Richard Herring – Lord of the Dance Settee 4 **** - One4Review
one4review | On 06, Aug 2014
Richard Herring – Lord of the Dance Settee
There’s something quite joyful about watching a middle-aged man bouncing up and down on a battered green settee in front of a couple of hundred people on a Monday evening. He’s clearly at an age where he should know better, there’s every chance that he could seriously hurt himself, and yet there he is, jumping away. Jumping, jumping and jumping, because 40 years previously this man misheard some hymn lyrics and thought that this is what Jesus did – “I am the Lord of the Dance Settee”. Unfortunately, Jesus only stretched to feeding the poor or healing the sick, leaving him with little time left to pogo up and down on a couch. This is probably why Jesus died in his mid 30s whilst Herring has made it to the grand old age of 47.
It’s a silly start to Herring’s 23rd year on the Edinburgh Fringe, but it serves as a sign of what’s to come. Herring admits that there’s no grand theme to his show this year, just a load of daft stuff strung together – musings on kissing old people, reminiscences of the very best gag he ever wrote, his one-man Twitter war against Misogyny as well as the jaunty impact of wearing a sombrero. It’s performed at Herring’s usual frenetic pace and if any of the punch lines fall flat he is secure enough to throw this back upon his audience, finding a way to make the material work even if it’s through an analysis of why it hasn’t.

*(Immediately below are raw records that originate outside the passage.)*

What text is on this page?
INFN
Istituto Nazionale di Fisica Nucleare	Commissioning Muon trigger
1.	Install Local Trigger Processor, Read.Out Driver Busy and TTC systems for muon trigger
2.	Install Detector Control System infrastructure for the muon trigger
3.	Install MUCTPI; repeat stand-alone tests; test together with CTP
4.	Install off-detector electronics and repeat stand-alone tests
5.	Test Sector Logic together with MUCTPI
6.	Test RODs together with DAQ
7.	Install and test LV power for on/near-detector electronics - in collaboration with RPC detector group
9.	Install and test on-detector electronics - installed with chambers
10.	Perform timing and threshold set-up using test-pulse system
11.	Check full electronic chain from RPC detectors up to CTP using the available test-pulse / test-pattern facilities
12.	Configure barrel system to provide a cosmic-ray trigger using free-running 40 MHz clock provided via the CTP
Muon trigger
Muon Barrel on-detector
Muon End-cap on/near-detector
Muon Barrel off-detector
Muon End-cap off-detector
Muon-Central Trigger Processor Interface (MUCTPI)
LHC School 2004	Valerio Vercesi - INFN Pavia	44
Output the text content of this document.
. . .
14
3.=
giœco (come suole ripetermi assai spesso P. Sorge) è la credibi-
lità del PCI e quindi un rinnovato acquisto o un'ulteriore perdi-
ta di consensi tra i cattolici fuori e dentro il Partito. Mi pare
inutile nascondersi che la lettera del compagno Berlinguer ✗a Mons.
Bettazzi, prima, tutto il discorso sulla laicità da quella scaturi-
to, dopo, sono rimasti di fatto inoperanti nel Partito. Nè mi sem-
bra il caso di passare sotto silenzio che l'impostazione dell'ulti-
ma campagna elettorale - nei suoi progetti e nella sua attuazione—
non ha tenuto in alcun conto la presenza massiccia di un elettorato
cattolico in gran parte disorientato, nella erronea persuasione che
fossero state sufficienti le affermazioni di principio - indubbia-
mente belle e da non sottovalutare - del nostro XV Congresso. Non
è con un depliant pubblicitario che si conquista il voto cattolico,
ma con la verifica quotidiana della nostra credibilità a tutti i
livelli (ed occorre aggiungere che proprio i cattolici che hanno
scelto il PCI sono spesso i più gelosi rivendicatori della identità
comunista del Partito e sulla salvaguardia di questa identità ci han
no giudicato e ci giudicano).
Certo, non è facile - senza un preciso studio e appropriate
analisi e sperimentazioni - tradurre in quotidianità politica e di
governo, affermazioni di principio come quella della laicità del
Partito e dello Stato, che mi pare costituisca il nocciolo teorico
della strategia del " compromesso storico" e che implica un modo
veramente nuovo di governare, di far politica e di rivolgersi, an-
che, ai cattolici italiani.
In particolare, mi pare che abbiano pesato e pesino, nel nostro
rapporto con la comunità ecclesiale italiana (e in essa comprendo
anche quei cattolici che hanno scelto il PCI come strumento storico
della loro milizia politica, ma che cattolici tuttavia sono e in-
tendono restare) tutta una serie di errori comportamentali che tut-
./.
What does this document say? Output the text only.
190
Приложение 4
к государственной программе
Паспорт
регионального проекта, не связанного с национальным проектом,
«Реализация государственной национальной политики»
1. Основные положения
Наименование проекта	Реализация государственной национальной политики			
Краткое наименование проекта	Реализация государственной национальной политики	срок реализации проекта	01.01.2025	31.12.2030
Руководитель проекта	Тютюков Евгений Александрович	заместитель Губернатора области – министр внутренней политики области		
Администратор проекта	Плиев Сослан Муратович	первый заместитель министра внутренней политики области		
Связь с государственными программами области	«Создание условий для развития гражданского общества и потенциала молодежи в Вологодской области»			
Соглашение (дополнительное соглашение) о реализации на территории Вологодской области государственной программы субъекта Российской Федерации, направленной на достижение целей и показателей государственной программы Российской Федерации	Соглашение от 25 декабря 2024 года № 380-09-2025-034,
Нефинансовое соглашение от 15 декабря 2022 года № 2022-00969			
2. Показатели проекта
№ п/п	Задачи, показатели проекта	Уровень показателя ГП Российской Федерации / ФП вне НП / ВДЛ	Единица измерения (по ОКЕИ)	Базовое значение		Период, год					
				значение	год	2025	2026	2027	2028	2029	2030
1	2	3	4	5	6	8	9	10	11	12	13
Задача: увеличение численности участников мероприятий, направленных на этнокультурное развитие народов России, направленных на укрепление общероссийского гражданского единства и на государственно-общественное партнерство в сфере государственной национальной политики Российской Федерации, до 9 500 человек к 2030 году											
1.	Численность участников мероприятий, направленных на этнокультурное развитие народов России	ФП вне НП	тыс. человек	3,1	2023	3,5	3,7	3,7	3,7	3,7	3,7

The abandonment of a major theme (although there might have been something in there about movement vs. inertia, I’m not sure) allows Herring a chance to play about a bit more, stretching gags to breaking point and making giant leaps between topics. Yet even with a mishmash of material, he still finds a cleverly ridiculous way of pulling the whole hour together at the end. It’s perhaps not as accomplished as previous years’ work that I’ve reviewed, but it’s still a lot of fun. I’d definitely catch Herring whilst you can, before he does himself an injury.